Renters are a long way from reaching the 26% needed to block it, according to the British business premises association, the British Property Federation (BPF), which accuses the shoe brand of abusing this legal mechanism.
“The owners are the only creditors that will be affected by the CVA of Clarks, since they represent a small percentage of the vote and cannot influence the result,” lamented in an email Melanie Leech, chief executive of the BPF.
Criticisms also come from the labor sector. Gareth Lowe, regional head of the Unite union, lamented in the publication This is Money that the Clarks received “lavish dividends” of 13.4 million pounds during two years in which the company added losses of 114.2 million. “This calls into question the corporate priorities of the Clarks,” he said.
The firm is confident that the entry of LionRock Capital will serve to “revitalize” the brand and “position it for future sustainable growth in the long term,” it said in a press release.
The Hong Kong fund has stakes in Didi, known as the “Chinese Uber,” Inter Milan and Hailo, another taxi app. According to LionRock Capital founder Daniel Tseung, the investment “will not only strengthen Clarks’ position as one of the world’s most recognized brands, but will also allow expansion into key emerging markets.”

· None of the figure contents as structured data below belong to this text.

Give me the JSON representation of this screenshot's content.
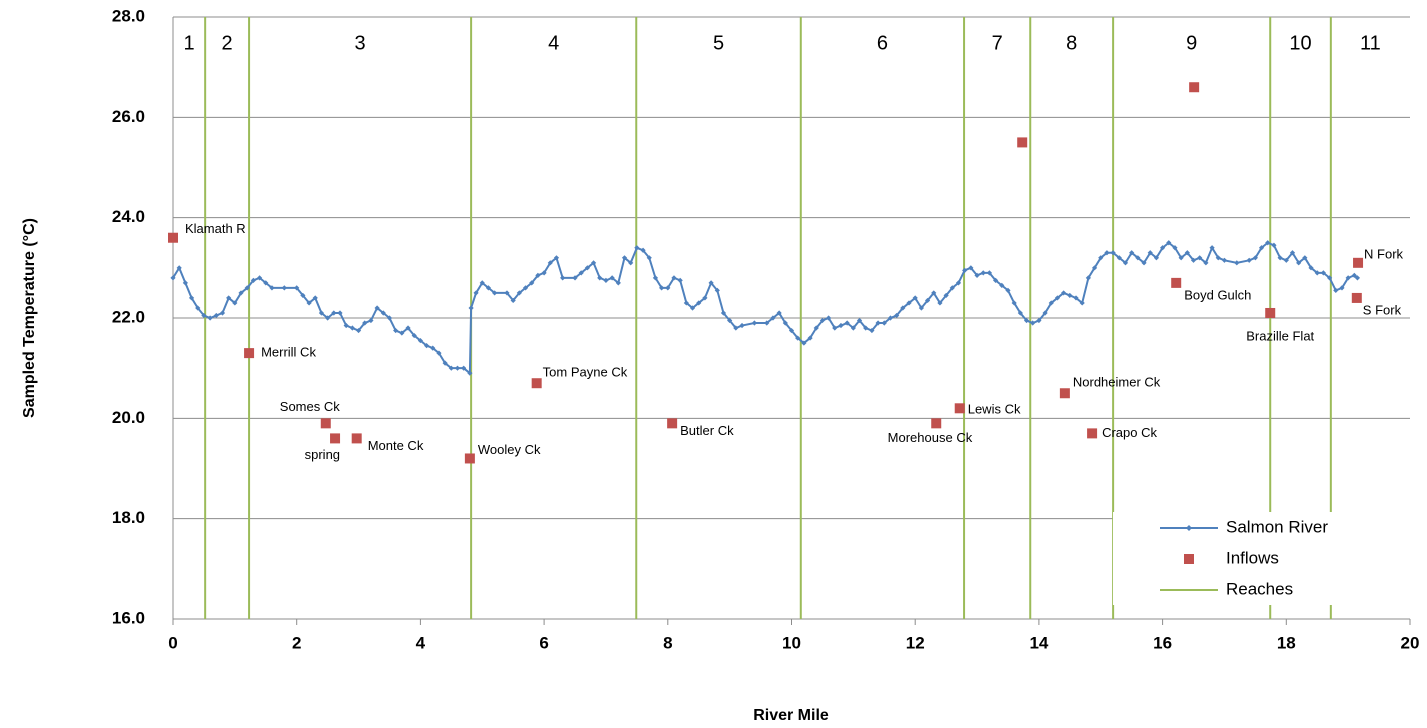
{
  "chart_data": {
    "type": "line",
    "x_label": "River Mile",
    "y_label": "Sampled Temperature (°C)",
    "xlim": [
      0,
      20
    ],
    "xticks": [
      0,
      2,
      4,
      6,
      8,
      10,
      12,
      14,
      16,
      18,
      20
    ],
    "ylim": [
      16,
      28
    ],
    "yticks": [
      {
        "value": 16,
        "label": "16.0"
      },
      {
        "value": 18,
        "label": "18.0"
      },
      {
        "value": 20,
        "label": "20.0"
      },
      {
        "value": 22,
        "label": "22.0"
      },
      {
        "value": 24,
        "label": "24.0"
      },
      {
        "value": 26,
        "label": "26.0"
      },
      {
        "value": 28,
        "label": "28.0"
      }
    ],
    "grid": true,
    "legend": "lower right",
    "series": [
      {
        "name": "Salmon River",
        "color": "#4f81bd",
        "x": [
          0,
          0.1,
          0.2,
          0.3,
          0.4,
          0.5,
          0.6,
          0.7,
          0.8,
          0.9,
          1.0,
          1.1,
          1.2,
          1.3,
          1.4,
          1.5,
          1.6,
          1.8,
          2.0,
          2.1,
          2.2,
          2.3,
          2.4,
          2.5,
          2.6,
          2.7,
          2.8,
          2.9,
          3.0,
          3.1,
          3.2,
          3.3,
          3.4,
          3.5,
          3.6,
          3.7,
          3.8,
          3.9,
          4.0,
          4.1,
          4.2,
          4.3,
          4.4,
          4.5,
          4.6,
          4.7,
          4.8,
          4.82,
          4.9,
          5.0,
          5.1,
          5.2,
          5.4,
          5.5,
          5.6,
          5.7,
          5.8,
          5.9,
          6.0,
          6.1,
          6.2,
          6.3,
          6.5,
          6.6,
          6.7,
          6.8,
          6.9,
          7.0,
          7.1,
          7.2,
          7.3,
          7.4,
          7.5,
          7.6,
          7.7,
          7.8,
          7.9,
          8.0,
          8.1,
          8.2,
          8.3,
          8.4,
          8.5,
          8.6,
          8.7,
          8.8,
          8.9,
          9.0,
          9.1,
          9.2,
          9.4,
          9.6,
          9.7,
          9.8,
          9.9,
          10.0,
          10.1,
          10.2,
          10.3,
          10.4,
          10.5,
          10.6,
          10.7,
          10.8,
          10.9,
          11.0,
          11.1,
          11.2,
          11.3,
          11.4,
          11.5,
          11.6,
          11.7,
          11.8,
          11.9,
          12.0,
          12.1,
          12.2,
          12.3,
          12.4,
          12.5,
          12.6,
          12.7,
          12.8,
          12.9,
          13.0,
          13.1,
          13.2,
          13.3,
          13.4,
          13.5,
          13.6,
          13.7,
          13.8,
          13.9,
          14.0,
          14.1,
          14.2,
          14.3,
          14.4,
          14.5,
          14.6,
          14.7,
          14.8,
          14.9,
          15.0,
          15.1,
          15.2,
          15.3,
          15.4,
          15.5,
          15.6,
          15.7,
          15.8,
          15.9,
          16.0,
          16.1,
          16.2,
          16.3,
          16.4,
          16.5,
          16.6,
          16.7,
          16.8,
          16.9,
          17.0,
          17.2,
          17.4,
          17.5,
          17.6,
          17.7,
          17.8,
          17.9,
          18.0,
          18.1,
          18.2,
          18.3,
          18.4,
          18.5,
          18.6,
          18.7,
          18.8,
          18.9,
          19.0,
          19.1,
          19.15
        ],
        "values": [
          22.8,
          23.0,
          22.7,
          22.4,
          22.2,
          22.05,
          22.0,
          22.05,
          22.1,
          22.4,
          22.3,
          22.5,
          22.6,
          22.75,
          22.8,
          22.7,
          22.6,
          22.6,
          22.6,
          22.45,
          22.3,
          22.4,
          22.1,
          22.0,
          22.1,
          22.1,
          21.85,
          21.8,
          21.75,
          21.9,
          21.95,
          22.2,
          22.1,
          22.0,
          21.75,
          21.7,
          21.8,
          21.65,
          21.55,
          21.45,
          21.4,
          21.3,
          21.1,
          21.0,
          21.0,
          21.0,
          20.9,
          22.2,
          22.5,
          22.7,
          22.6,
          22.5,
          22.5,
          22.35,
          22.5,
          22.6,
          22.7,
          22.85,
          22.9,
          23.1,
          23.2,
          22.8,
          22.8,
          22.9,
          23.0,
          23.1,
          22.8,
          22.75,
          22.8,
          22.7,
          23.2,
          23.1,
          23.4,
          23.35,
          23.2,
          22.8,
          22.6,
          22.6,
          22.8,
          22.75,
          22.3,
          22.2,
          22.3,
          22.4,
          22.7,
          22.55,
          22.1,
          21.95,
          21.8,
          21.85,
          21.9,
          21.9,
          22.0,
          22.1,
          21.9,
          21.75,
          21.6,
          21.5,
          21.6,
          21.8,
          21.95,
          22.0,
          21.8,
          21.85,
          21.9,
          21.8,
          21.95,
          21.8,
          21.75,
          21.9,
          21.9,
          22.0,
          22.05,
          22.2,
          22.3,
          22.4,
          22.2,
          22.35,
          22.5,
          22.3,
          22.45,
          22.6,
          22.7,
          22.95,
          23.0,
          22.85,
          22.9,
          22.9,
          22.75,
          22.65,
          22.55,
          22.3,
          22.1,
          21.95,
          21.9,
          21.95,
          22.1,
          22.3,
          22.4,
          22.5,
          22.45,
          22.4,
          22.3,
          22.8,
          23.0,
          23.2,
          23.3,
          23.3,
          23.2,
          23.1,
          23.3,
          23.2,
          23.1,
          23.3,
          23.2,
          23.4,
          23.5,
          23.4,
          23.2,
          23.3,
          23.15,
          23.2,
          23.1,
          23.4,
          23.2,
          23.15,
          23.1,
          23.15,
          23.2,
          23.4,
          23.5,
          23.45,
          23.2,
          23.15,
          23.3,
          23.1,
          23.2,
          23.0,
          22.9,
          22.9,
          22.8,
          22.55,
          22.6,
          22.8,
          22.85,
          22.8
        ]
      },
      {
        "name": "Inflows",
        "type": "scatter",
        "color": "#c0504d",
        "x": [
          0,
          1.23,
          2.47,
          2.62,
          2.97,
          4.8,
          5.88,
          8.07,
          12.34,
          12.72,
          13.73,
          14.42,
          14.86,
          16.22,
          16.51,
          17.74,
          19.16,
          19.14
        ],
        "values": [
          23.6,
          21.3,
          19.9,
          19.6,
          19.6,
          19.2,
          20.7,
          19.9,
          19.9,
          20.2,
          25.5,
          20.5,
          19.7,
          22.7,
          26.6,
          22.1,
          23.1,
          22.4
        ],
        "labels": [
          "Klamath R",
          "Merrill Ck",
          "Somes Ck",
          "spring",
          "Monte Ck",
          "Wooley Ck",
          "Tom Payne Ck",
          "Butler Ck",
          "Morehouse Ck",
          "Lewis Ck",
          null,
          "Nordheimer Ck",
          "Crapo Ck",
          "Boyd Gulch",
          null,
          "Brazille Flat",
          "N Fork",
          "S Fork"
        ]
      }
    ],
    "reaches": {
      "name": "Reaches",
      "color": "#9bbb59",
      "x": [
        0.52,
        1.23,
        4.82,
        7.49,
        10.15,
        12.79,
        13.86,
        15.2,
        17.74,
        18.72
      ],
      "labels": [
        "1",
        "2",
        "3",
        "4",
        "5",
        "6",
        "7",
        "8",
        "9",
        "10",
        "11"
      ]
    }
  }
}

The Clarks, who together with the other shareholders will vote in December for LionRock Capital to be the majority shareholder, will continue to have a stake in the business, although the percentage has not yet been made public.
Currently, the company that created the Wallabees boots and moccasins has 10,000 employees in more than 100 markets, including Spain, where there are 34 stores that, according to the company, will not be affected by the operation.